The chefs file back to the dorms following Tavon's ouster, with Guy pissed at Royce, who is too busy being too sexy for his jacket to pay much attention.
Both teams flop out into bed, looking exhausted, so I can't imagine they're pleased to be awoken by some terrible funk-rap band exhorting them "Wake the funk up" and "Get the funk out of bed." In that vein. Shut the funk up!
The teams gather in their pajamas outside, where Ramsay unveils 125 scallops each buried in two mounds of ice. Briana proves she managed to make it to at least one elementary school science class by telling us, "Ice is freezing." Ramsay orders them to get all the scallops. Royce gets a scallop in the face, which perks Guy up, at least. Tiffany, busting out all over the place as she digs, thinks Barbie didn't pull her weight. "Dig, bitch!" she says. Not to Barbie, but to us. Because everyone's tough in the interview.
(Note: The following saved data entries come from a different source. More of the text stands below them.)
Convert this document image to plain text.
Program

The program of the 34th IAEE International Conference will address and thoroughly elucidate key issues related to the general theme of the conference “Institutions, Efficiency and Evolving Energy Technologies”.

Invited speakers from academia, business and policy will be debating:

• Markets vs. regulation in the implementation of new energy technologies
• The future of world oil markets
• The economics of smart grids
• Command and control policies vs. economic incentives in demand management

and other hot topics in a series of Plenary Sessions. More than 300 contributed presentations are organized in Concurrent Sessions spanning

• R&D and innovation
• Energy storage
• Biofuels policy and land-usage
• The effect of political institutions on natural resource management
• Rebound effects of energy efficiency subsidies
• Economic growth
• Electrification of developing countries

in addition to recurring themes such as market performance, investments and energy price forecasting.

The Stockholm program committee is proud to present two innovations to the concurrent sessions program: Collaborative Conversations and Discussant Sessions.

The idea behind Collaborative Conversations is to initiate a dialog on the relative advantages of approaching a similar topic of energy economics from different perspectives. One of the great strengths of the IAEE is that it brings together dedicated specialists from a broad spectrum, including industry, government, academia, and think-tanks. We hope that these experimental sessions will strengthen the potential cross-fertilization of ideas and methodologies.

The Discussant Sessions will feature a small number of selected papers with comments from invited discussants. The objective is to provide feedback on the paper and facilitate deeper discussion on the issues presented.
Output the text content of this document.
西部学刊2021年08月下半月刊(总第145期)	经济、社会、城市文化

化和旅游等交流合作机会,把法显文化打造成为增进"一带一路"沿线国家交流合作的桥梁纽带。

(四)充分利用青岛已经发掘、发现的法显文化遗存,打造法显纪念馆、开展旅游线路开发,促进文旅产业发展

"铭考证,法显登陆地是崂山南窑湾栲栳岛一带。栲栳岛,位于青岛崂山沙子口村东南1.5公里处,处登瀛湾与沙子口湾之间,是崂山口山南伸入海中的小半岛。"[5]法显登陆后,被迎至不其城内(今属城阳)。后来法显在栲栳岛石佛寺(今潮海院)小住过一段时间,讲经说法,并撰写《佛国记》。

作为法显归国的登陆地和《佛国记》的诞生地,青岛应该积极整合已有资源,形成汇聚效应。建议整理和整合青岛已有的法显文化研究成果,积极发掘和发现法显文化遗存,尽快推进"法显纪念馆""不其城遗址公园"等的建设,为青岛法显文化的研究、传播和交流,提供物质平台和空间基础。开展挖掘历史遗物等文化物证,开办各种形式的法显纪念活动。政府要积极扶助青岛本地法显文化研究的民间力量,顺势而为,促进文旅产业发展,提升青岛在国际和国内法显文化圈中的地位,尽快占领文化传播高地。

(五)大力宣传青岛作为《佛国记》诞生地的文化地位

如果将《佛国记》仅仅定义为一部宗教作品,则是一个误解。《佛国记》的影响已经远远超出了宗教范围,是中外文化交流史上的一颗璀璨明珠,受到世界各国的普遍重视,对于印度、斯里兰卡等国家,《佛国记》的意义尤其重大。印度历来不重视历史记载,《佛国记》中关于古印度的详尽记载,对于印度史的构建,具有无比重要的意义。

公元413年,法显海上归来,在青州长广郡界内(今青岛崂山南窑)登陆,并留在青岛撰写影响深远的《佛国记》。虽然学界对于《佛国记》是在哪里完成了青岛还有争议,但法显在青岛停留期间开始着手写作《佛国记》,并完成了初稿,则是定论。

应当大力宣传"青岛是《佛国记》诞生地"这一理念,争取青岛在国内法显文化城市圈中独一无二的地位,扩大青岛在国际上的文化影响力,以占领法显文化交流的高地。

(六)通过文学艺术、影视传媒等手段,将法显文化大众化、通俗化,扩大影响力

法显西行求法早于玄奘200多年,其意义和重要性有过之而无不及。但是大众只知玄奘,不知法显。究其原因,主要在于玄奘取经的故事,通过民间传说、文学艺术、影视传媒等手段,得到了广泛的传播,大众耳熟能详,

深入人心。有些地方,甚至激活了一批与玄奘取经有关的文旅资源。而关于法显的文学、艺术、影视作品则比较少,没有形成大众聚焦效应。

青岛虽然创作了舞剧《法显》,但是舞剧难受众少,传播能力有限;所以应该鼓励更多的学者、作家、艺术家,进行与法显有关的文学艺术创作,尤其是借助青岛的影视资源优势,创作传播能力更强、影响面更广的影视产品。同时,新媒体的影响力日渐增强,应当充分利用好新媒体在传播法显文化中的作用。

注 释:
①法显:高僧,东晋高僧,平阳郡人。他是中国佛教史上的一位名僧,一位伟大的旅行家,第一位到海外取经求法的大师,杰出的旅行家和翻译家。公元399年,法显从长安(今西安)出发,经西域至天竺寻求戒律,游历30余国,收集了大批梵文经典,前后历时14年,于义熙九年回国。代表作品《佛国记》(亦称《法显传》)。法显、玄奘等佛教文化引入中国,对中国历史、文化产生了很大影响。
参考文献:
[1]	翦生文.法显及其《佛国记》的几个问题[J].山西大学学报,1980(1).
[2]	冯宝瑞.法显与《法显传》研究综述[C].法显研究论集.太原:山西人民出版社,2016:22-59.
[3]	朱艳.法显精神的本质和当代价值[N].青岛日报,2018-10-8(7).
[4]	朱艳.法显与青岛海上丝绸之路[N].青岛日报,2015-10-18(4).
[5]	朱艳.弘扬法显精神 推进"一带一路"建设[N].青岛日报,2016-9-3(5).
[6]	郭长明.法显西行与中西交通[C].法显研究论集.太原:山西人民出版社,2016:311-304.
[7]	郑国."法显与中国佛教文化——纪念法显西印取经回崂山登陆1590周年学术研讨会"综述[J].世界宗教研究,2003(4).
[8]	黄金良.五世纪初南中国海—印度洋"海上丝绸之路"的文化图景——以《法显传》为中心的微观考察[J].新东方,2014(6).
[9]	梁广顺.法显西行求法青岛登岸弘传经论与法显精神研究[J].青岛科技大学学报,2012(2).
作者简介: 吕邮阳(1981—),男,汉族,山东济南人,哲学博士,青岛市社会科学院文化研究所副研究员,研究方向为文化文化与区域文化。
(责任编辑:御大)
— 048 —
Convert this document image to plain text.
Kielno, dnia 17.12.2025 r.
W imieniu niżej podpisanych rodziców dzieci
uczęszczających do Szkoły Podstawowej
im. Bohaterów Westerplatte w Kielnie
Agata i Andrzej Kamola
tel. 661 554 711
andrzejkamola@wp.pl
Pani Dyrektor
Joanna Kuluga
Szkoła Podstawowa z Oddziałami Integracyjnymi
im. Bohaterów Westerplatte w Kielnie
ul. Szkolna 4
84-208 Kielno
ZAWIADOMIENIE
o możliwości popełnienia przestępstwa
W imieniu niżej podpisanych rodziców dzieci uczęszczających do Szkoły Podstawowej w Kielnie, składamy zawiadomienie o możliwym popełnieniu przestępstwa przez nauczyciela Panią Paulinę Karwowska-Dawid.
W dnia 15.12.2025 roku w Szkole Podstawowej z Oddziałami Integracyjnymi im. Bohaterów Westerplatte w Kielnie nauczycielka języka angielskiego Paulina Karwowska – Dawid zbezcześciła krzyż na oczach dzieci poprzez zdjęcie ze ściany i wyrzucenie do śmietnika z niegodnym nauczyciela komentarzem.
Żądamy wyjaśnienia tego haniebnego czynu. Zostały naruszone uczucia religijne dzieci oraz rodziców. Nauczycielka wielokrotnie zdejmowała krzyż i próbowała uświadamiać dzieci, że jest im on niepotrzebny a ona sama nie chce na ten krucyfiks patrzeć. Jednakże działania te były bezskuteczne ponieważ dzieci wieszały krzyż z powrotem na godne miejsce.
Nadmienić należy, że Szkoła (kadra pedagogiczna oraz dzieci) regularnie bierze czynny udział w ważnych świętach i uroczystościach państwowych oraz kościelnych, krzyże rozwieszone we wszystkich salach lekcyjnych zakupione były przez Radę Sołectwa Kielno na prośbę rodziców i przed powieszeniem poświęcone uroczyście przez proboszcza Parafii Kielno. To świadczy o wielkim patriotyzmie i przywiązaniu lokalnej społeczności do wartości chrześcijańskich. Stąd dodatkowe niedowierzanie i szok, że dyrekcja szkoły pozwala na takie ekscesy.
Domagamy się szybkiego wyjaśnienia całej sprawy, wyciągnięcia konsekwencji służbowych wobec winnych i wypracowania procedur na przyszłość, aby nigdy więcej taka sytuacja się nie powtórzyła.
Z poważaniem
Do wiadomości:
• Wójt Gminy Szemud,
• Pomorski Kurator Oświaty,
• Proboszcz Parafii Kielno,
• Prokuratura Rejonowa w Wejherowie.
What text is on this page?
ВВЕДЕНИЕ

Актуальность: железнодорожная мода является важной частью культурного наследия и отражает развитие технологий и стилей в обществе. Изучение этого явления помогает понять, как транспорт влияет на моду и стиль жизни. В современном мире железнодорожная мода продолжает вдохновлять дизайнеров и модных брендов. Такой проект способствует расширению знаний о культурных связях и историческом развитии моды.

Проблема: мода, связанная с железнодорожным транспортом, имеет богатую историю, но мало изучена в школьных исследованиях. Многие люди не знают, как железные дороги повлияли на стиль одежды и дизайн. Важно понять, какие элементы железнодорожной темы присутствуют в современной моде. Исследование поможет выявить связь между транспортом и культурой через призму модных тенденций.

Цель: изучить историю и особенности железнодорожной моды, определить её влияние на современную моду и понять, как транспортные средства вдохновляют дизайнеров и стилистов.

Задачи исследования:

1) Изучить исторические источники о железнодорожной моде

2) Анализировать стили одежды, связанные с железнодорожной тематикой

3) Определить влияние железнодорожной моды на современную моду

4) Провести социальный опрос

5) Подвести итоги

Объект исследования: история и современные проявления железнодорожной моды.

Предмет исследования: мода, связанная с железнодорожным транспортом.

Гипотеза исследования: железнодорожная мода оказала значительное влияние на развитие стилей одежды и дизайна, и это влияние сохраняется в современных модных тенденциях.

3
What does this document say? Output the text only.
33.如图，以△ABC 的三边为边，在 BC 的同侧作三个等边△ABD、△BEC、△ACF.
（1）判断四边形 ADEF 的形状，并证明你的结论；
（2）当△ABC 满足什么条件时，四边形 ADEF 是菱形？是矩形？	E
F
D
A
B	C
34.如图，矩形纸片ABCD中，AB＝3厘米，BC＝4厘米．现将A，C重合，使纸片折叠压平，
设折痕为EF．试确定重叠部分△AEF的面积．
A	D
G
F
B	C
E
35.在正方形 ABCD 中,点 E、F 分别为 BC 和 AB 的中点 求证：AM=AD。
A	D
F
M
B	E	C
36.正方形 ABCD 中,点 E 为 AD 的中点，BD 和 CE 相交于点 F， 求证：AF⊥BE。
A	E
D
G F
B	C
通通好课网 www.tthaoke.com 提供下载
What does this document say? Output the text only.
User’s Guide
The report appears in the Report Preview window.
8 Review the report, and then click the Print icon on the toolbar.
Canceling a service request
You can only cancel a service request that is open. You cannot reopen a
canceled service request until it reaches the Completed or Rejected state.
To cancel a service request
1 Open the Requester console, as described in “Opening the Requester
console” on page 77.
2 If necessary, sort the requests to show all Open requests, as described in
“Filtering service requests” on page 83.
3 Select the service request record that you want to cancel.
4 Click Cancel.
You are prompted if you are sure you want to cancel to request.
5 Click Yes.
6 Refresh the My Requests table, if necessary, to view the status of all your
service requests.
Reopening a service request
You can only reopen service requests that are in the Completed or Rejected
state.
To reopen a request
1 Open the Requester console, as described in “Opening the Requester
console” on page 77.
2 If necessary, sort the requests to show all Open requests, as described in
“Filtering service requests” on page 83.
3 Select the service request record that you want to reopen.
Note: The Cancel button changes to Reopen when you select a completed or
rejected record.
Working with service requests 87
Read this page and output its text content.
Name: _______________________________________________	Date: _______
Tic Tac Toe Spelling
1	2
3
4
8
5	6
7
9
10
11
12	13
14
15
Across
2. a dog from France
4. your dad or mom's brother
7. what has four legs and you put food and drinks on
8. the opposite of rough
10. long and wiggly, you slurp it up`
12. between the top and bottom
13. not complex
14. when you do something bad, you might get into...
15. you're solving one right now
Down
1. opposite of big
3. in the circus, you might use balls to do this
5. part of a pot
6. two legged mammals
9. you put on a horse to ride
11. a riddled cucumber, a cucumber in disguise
Inside, in the kitchens, where they're thankgodfully dressed now, Ramsay tells them they have to shuck, clean and cook scallops, since they sucked so hard at it last night. Ramsay demonstrates proper shucking technique. Guy has never opened one before, and he doesn't look impressed. Likewise, Kimmie calls it nasty and disgusting, like she's such an oil painting in the morning.
Anyway, the first team, working in pairs, to cook six perfect scallop dishes wins. The women go for quality while the men go for speed, so the idiot men plate them improperly. Women score a point, while the men bring up a plate of unevenly sized scallops, and the women get another point for another perfect plate. Justin decides to take matters into his own hands, which a person shouldn't do if he's useless. The women build up five points to zip.
"The men need a miracle to catch up, but right now they'll have to settle for Guy and Royce." Nice job, sarcastic voiceover guy! The men finally score their first point, and Patrick and Chris bring up another good plate. Then the women bring up some mismatched scallops and are starting to feel the pressure. Barbie and Tiffany bring up the clinching plate -- cooked beautifully by Barbie, who supplied half of the Red Team's winning plates -- and the women celebrate with hugs and cheers. One of the women says, "Sorry, guys!" and Barbie misses the sarcasm and says she's not sorry, because they worked hard.
Their prize: a trip to Catalina via yacht. They scream with excitement, although one of the women is concerned because she didn't bring her passport. It's OK, dear. California recently signed a cross-border movement agreement with the United States. You should be fine.